One could easily write a book about The Kinks Are the Village Green Preservation Society. It’s that rich. But an album review isn’t Kindle, which means this piece requires much more brevity. It’s a recording that is and isn’t a concept album. It doesn’t tell a story, but instead includes a series of compelling vignettes that add up to a detailed picture of English life. For Ray Davies, –The Kinks’ primary lyricist — this album marked “the end of our innocence, your youth.”
Davies is oh so precious. On the title track he sings, “God save strawberry jam and all the different varieties,” with the same earnestness a royalist might sing, ‘God save the queen.’ To a lesser degree than the Rolling Stones, The Kinks sometimes appropriated American music, repackaged it and sent it across the Atlantic with accented love. For example, “Last of The Steam-Powered Trains” decries the passing of a certain locomotive type, but put this musical eulogy to a stomping, Chicago blues form. Elsewhere, one wonders if Davies could even have imagined the omnipresence of cellphone cameras when he wrote the photo-centric “Picture Book.” We now use selfies to heighten our self-esteem, while amateur photographers then took “took pictures of each other, to prove they love each other.” Motives are no different today, only shutterbugging is much more prevalent. “People Take Pictures of Each Other,” a kind of bookend to “Picture Book,” speaks of taking pictures of each other, just to prove they exist. Ouch!

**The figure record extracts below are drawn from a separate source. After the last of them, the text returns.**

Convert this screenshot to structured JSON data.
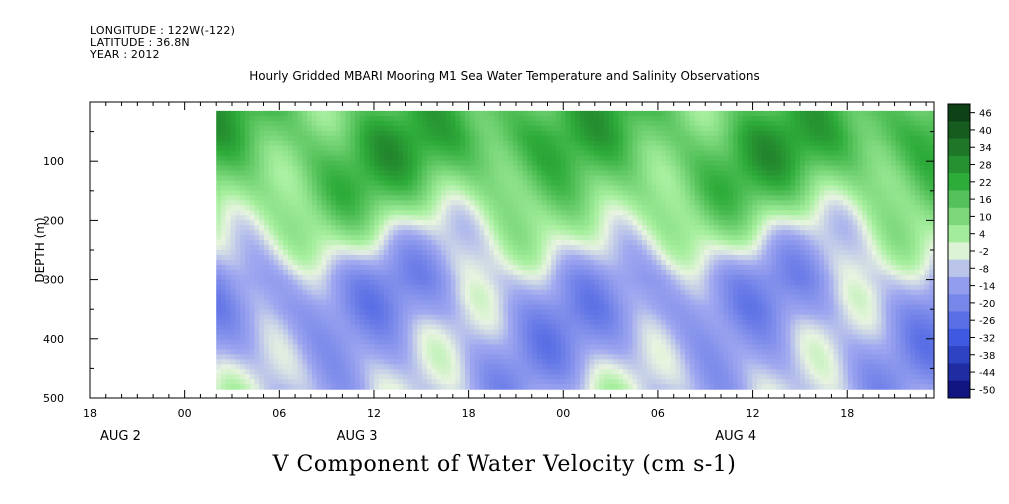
{
  "header": {
    "longitude": "LONGITUDE : 122W(-122)",
    "latitude": "LATITUDE : 36.8N",
    "year": "YEAR : 2012"
  },
  "chart_data": {
    "type": "heatmap",
    "title": "Hourly Gridded MBARI Mooring M1 Sea Water Temperature and Salinity Observations",
    "subtitle": "V Component of Water Velocity (cm s-1)",
    "xlabel": "",
    "ylabel": "DEPTH (m)",
    "ylim": [
      500,
      0
    ],
    "y_ticks": [
      100,
      200,
      300,
      400,
      500
    ],
    "x_tick_labels": [
      "18",
      "00",
      "06",
      "12",
      "18",
      "00",
      "06",
      "12",
      "18"
    ],
    "x_tick_hours": [
      -6,
      0,
      6,
      12,
      18,
      24,
      30,
      36,
      42
    ],
    "xlim_hours": [
      -6,
      47.5
    ],
    "data_start_hour": 2,
    "data_depth_range": [
      15,
      485
    ],
    "date_labels": [
      {
        "label": "AUG  2",
        "hour": -6
      },
      {
        "label": "AUG  3",
        "hour": 9
      },
      {
        "label": "AUG  4",
        "hour": 33
      }
    ],
    "colorbar_levels": [
      46,
      40,
      34,
      28,
      22,
      16,
      10,
      4,
      -2,
      -8,
      -14,
      -20,
      -26,
      -32,
      -38,
      -44,
      -50
    ],
    "colorbar_range": [
      -50,
      50
    ],
    "value_pattern_description_note": "",
    "field_profile": {
      "depths": [
        15,
        60,
        100,
        150,
        200,
        250,
        300,
        350,
        400,
        485
      ],
      "mean_values": [
        20,
        22,
        20,
        14,
        6,
        -2,
        -10,
        -12,
        -10,
        -6
      ]
    },
    "colors": {
      "max": "#0d3d14",
      "high": "#2eac3a",
      "mid_pos": "#a8f0a0",
      "zero": "#e8f4e0",
      "mid_neg": "#a0a8f0",
      "low": "#3a55e0",
      "min": "#0a0a70"
    }
  }
}
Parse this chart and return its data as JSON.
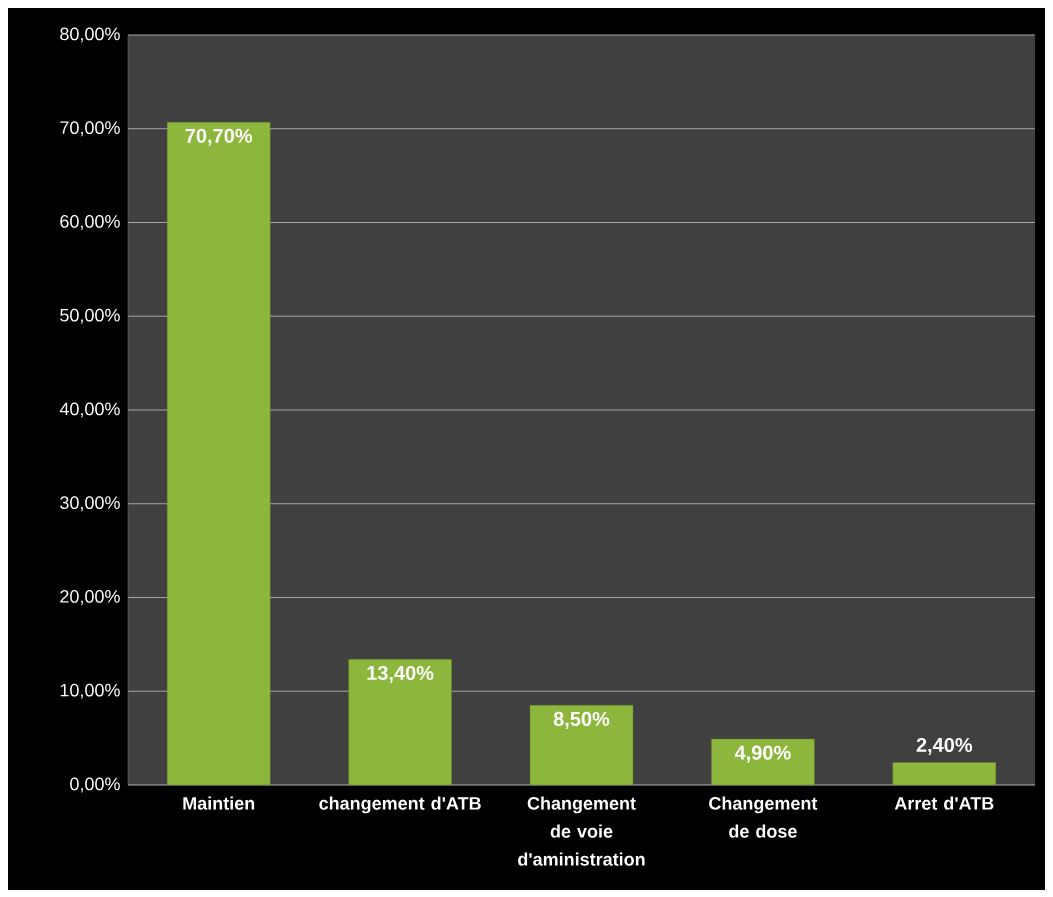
{
  "chart_data": {
    "type": "bar",
    "categories": [
      "Maintien",
      "changement d'ATB",
      "Changement de voie d'aministration",
      "Changement de dose",
      "Arret d'ATB"
    ],
    "values": [
      70.7,
      13.4,
      8.5,
      4.9,
      2.4
    ],
    "value_labels": [
      "70,70%",
      "13,40%",
      "8,50%",
      "4,90%",
      "2,40%"
    ],
    "color": "#8db63c",
    "ylim": [
      0,
      80
    ],
    "yticks": [
      {
        "value": 0,
        "label": "0,00%"
      },
      {
        "value": 10,
        "label": "10,00%"
      },
      {
        "value": 20,
        "label": "20,00%"
      },
      {
        "value": 30,
        "label": "30,00%"
      },
      {
        "value": 40,
        "label": "40,00%"
      },
      {
        "value": 50,
        "label": "50,00%"
      },
      {
        "value": 60,
        "label": "60,00%"
      },
      {
        "value": 70,
        "label": "70,00%"
      },
      {
        "value": 80,
        "label": "80,00%"
      }
    ],
    "grid": "y"
  }
}
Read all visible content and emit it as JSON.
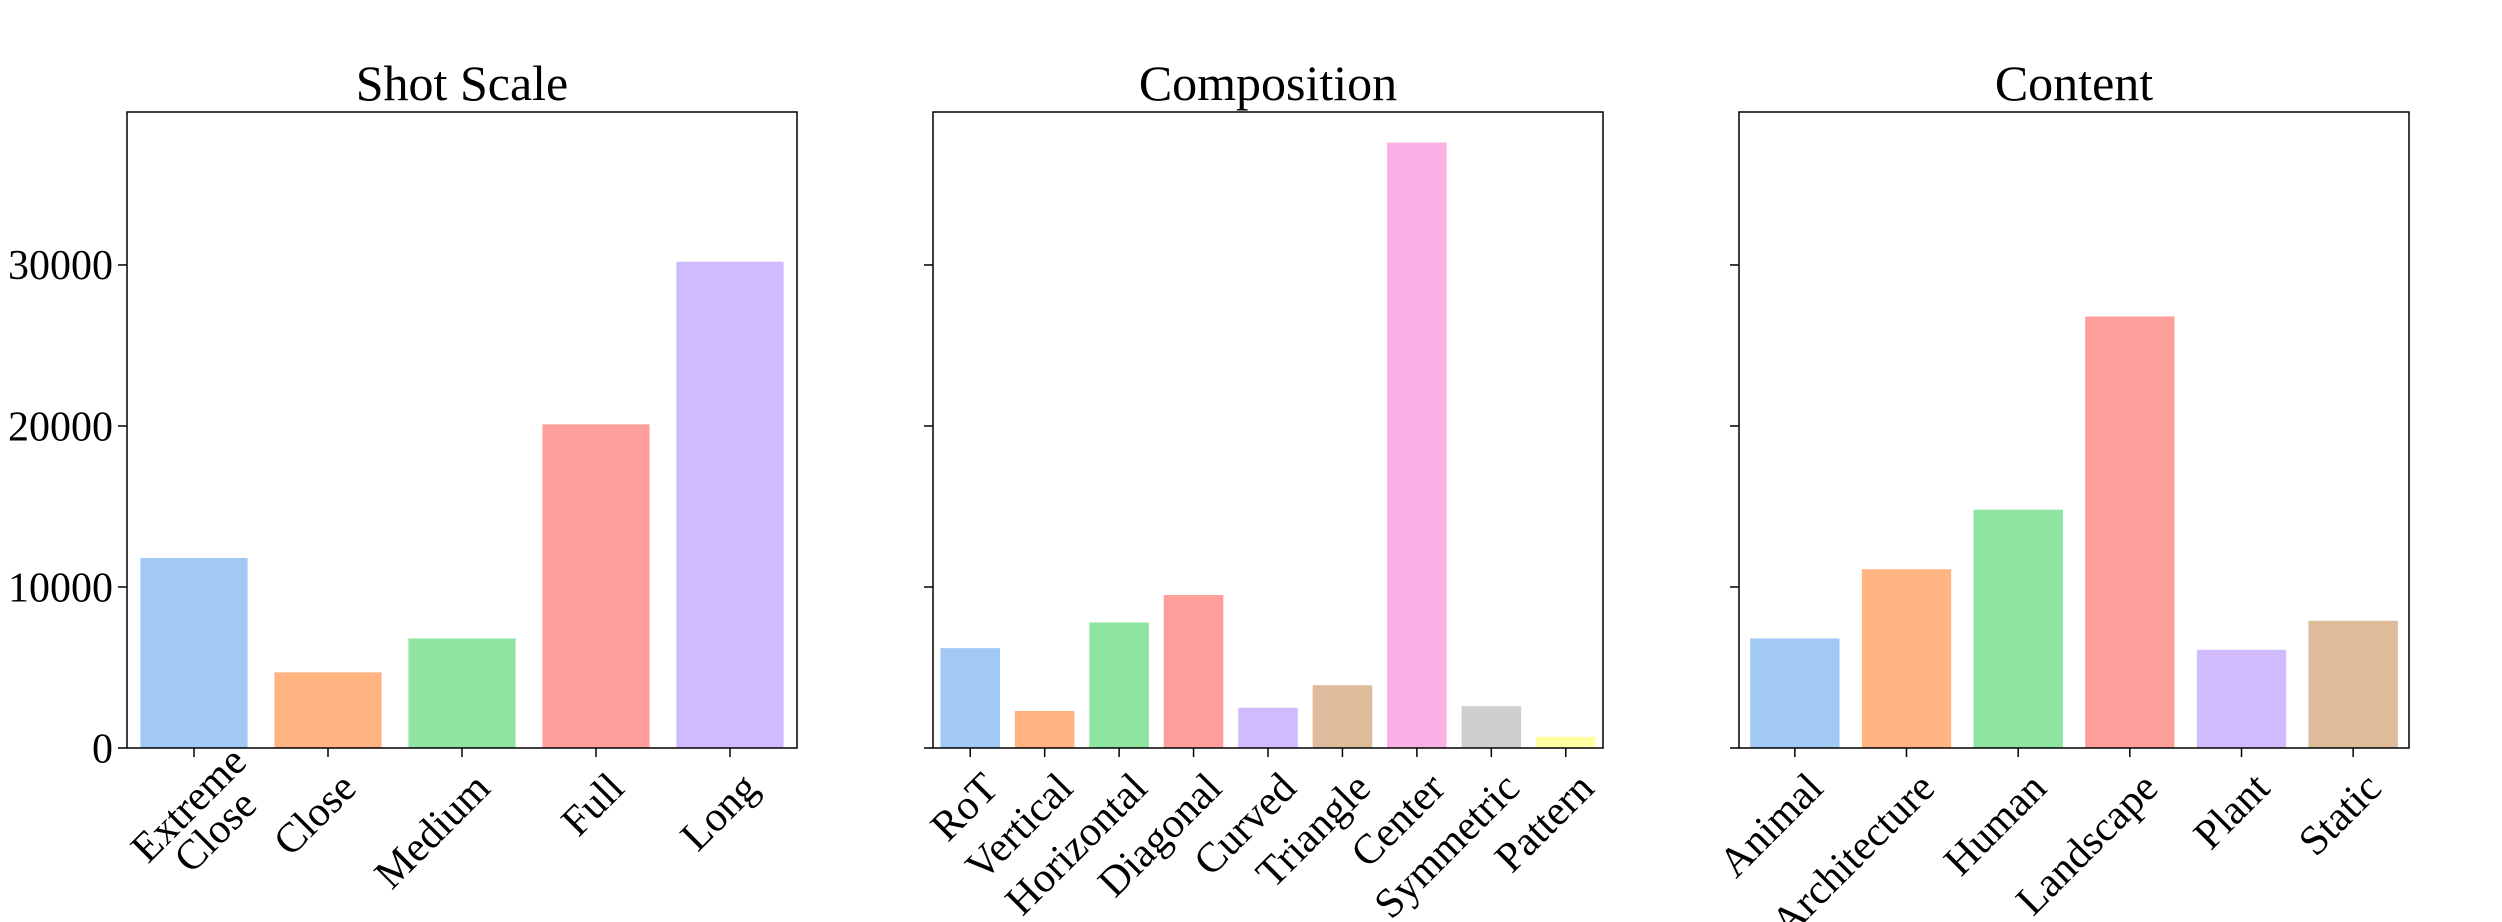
{
  "figure": {
    "background": "#ffffff",
    "palette": [
      "#a1c9f4",
      "#ffb482",
      "#8de5a1",
      "#ff9f9b",
      "#d0bbff",
      "#debb9b",
      "#fab0e4",
      "#cfcfcf",
      "#fffea3"
    ]
  },
  "chart_data": [
    {
      "type": "bar",
      "title": "Shot Scale",
      "xlabel": "",
      "ylabel": "",
      "categories": [
        "Extreme\nClose",
        "Close",
        "Medium",
        "Full",
        "Long"
      ],
      "values": [
        11800,
        4700,
        6800,
        20100,
        30200
      ],
      "ylim": [
        0,
        39500
      ],
      "yticks": [
        0,
        10000,
        20000,
        30000
      ],
      "ytick_labels": [
        "0",
        "10000",
        "20000",
        "30000"
      ],
      "show_ytick_labels": true,
      "colors": [
        "#a1c9f4",
        "#ffb482",
        "#8de5a1",
        "#ff9f9b",
        "#d0bbff"
      ],
      "grid": false
    },
    {
      "type": "bar",
      "title": "Composition",
      "xlabel": "",
      "ylabel": "",
      "categories": [
        "RoT",
        "Vertical",
        "Horizontal",
        "Diagonal",
        "Curved",
        "Triangle",
        "Center",
        "Symmetric",
        "Pattern"
      ],
      "values": [
        6200,
        2300,
        7800,
        9500,
        2500,
        3900,
        37600,
        2600,
        700
      ],
      "ylim": [
        0,
        39500
      ],
      "yticks": [
        0,
        10000,
        20000,
        30000
      ],
      "ytick_labels": [
        "0",
        "10000",
        "20000",
        "30000"
      ],
      "show_ytick_labels": false,
      "colors": [
        "#a1c9f4",
        "#ffb482",
        "#8de5a1",
        "#ff9f9b",
        "#d0bbff",
        "#debb9b",
        "#fab0e4",
        "#cfcfcf",
        "#fffea3"
      ],
      "grid": false
    },
    {
      "type": "bar",
      "title": "Content",
      "xlabel": "",
      "ylabel": "",
      "categories": [
        "Animal",
        "Architecture",
        "Human",
        "Landscape",
        "Plant",
        "Static"
      ],
      "values": [
        6800,
        11100,
        14800,
        26800,
        6100,
        7900
      ],
      "ylim": [
        0,
        39500
      ],
      "yticks": [
        0,
        10000,
        20000,
        30000
      ],
      "ytick_labels": [
        "0",
        "10000",
        "20000",
        "30000"
      ],
      "show_ytick_labels": false,
      "colors": [
        "#a1c9f4",
        "#ffb482",
        "#8de5a1",
        "#ff9f9b",
        "#d0bbff",
        "#debb9b"
      ],
      "grid": false
    }
  ]
}
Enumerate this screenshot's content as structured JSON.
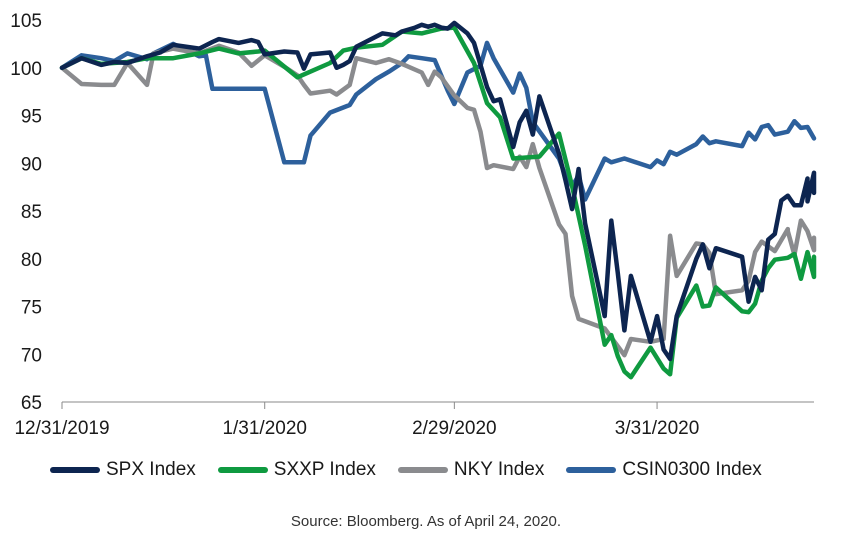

Preservation Society includes some of The Kinks’ best, and best known, songs. “Big Sky” can be taken as a song about the vastness of nature. Then again, it could be a metaphor for — oh, well, let’s go for the biggie — god. It’s likely however you want to take it. “Starstruck” is a universal questioning of celebrity worhship, which might even be truer now in the internet age, than back in 1968 when it was recorded.
This album is also notable for being the last studio recording with the original Kinks lineup of Davies, his brother Dave Davies on guitar/vocals, Pete Qualife playing bass and Mick Avory at the drums. The album also features the nearly omnipresent sideman, Nicky Hopkins, here playing both keyboards and mellotron.
The album’s been re-released in a 11-disc super deluxe edition box set, which includes 174 tracks and a 12-track ‘Continental’ (Swedish) version on vinyl. There’s one previously unreleased track, “Time Song” which the band would later also play live. It’s a quiet, melancholy meditation. A comment one could say about many Kinks songs.
Along with its big and small topics, there’s also a sweetness running all the way through this album. Even “Monica,” the village prostitute, is treated with proper British endearment and respect. It’s a sentimental, only-remember-the-best sort of album.
There may be better Kinks albums. (Something Else, with “David Watts,” the iconic “Waterloo Sunset” and “Death of a Clown,” Dave Davies best song, comes to mind). The Kinks Are the Village Green Preservation Society, even if it is second best, is still better than most albums by most other artists, whether bacl then or now. It’s also timeless, like a favorite movie, in how it accurately explores human nature. Human nature remains pretty much the same over time. Thanks be to The Kinks’ album preservation society, whoever and wherever you are. This album is an aural historical monument.